Боже! Как не хотелось мне терзать твою душу! Как хотелось показаться рассудительной, спокойной. И – ты заметил – я начала довольно по-деловому. Я не хотела эмоций. Я не хотела слез. Ты, пожалуйста, учти это. Ведь ты мужчина и воин. А я – бабенка, и у меня опять ничего, кроме журавля в небе…
Уделяй побольше внимания своей девочке. У нее папина впечатлительность. Это небезопасно в ее теперешнем возрасте. Береги себя. Для всех для нас.
Все. Не прощай, нет. Но… прости, милый! Наступила критическая температура, надо кристаллизоваться, надо выдержать.
Целую тебя, как никогда уже…»
Милке хотелось кричать.

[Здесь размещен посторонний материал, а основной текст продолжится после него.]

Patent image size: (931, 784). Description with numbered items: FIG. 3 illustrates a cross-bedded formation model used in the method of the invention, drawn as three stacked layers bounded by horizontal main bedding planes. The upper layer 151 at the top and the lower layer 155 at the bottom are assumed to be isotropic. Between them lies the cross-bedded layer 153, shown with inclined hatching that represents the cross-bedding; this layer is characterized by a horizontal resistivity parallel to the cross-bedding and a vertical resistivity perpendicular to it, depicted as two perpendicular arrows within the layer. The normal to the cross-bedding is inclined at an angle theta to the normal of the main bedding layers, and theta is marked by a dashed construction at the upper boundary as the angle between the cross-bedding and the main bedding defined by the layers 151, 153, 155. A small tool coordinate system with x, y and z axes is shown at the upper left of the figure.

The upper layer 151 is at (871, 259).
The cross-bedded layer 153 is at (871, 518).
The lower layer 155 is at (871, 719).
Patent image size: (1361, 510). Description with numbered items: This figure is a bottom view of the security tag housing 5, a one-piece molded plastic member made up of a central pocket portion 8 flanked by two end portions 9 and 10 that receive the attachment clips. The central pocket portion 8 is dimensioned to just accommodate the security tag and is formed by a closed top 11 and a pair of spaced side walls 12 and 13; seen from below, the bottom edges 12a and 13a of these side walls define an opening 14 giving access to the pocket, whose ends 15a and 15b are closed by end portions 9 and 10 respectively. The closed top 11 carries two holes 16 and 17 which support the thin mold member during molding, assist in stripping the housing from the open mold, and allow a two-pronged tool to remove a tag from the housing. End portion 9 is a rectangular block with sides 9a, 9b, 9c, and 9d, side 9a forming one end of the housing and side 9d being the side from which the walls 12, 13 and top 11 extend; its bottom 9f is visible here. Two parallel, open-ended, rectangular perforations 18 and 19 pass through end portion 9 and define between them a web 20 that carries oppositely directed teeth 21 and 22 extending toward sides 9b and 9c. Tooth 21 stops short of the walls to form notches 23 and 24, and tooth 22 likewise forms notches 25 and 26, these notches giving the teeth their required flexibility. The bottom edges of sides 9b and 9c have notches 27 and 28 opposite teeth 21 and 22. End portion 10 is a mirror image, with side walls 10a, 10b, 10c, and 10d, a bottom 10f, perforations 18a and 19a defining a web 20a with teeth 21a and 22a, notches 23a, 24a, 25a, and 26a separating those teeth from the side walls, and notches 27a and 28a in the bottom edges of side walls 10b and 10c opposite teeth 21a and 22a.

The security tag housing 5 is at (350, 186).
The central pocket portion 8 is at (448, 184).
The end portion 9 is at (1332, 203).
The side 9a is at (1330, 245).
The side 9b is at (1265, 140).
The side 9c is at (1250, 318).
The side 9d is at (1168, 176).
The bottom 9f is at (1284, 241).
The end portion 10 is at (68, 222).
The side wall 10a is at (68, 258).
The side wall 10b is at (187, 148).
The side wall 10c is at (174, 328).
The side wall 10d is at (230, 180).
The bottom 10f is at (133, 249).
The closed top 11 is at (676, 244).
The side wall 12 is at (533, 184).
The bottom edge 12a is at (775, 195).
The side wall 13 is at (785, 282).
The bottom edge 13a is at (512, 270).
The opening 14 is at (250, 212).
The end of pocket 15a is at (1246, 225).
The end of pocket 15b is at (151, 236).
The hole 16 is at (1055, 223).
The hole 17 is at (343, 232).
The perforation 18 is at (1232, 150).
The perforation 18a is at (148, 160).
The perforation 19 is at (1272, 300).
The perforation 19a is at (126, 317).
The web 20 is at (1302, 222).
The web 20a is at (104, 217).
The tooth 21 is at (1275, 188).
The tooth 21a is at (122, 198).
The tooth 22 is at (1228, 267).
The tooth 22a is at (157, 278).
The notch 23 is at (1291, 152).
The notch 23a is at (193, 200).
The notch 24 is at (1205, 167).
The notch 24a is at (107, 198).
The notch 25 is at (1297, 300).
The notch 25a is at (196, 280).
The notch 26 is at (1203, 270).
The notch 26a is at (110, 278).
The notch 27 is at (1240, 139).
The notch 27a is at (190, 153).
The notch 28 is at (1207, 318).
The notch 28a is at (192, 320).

Кричать или выть, реветь белугой! Она никогда не слышала и не представляла себе, как может реветь белуга. Но, вспоминая впоследствии охватившие ее при чтении письма чувства, она определяла их для себя этой загадочной и вместе с тем очень точной формулой: ей хотелось орать до спазм в горле! И, как та же белуга в рыбацком неводе, билась в голове Милки, не находя выхода, одна шальная и беспомощная мысль: «За что?!» За что все это на Милку? Словно бы в чужих горестях была виновата прежде всего она. И словно бы настало время расплачиваться… Тяжело и горько было Милке, когда она дочитывала письмо.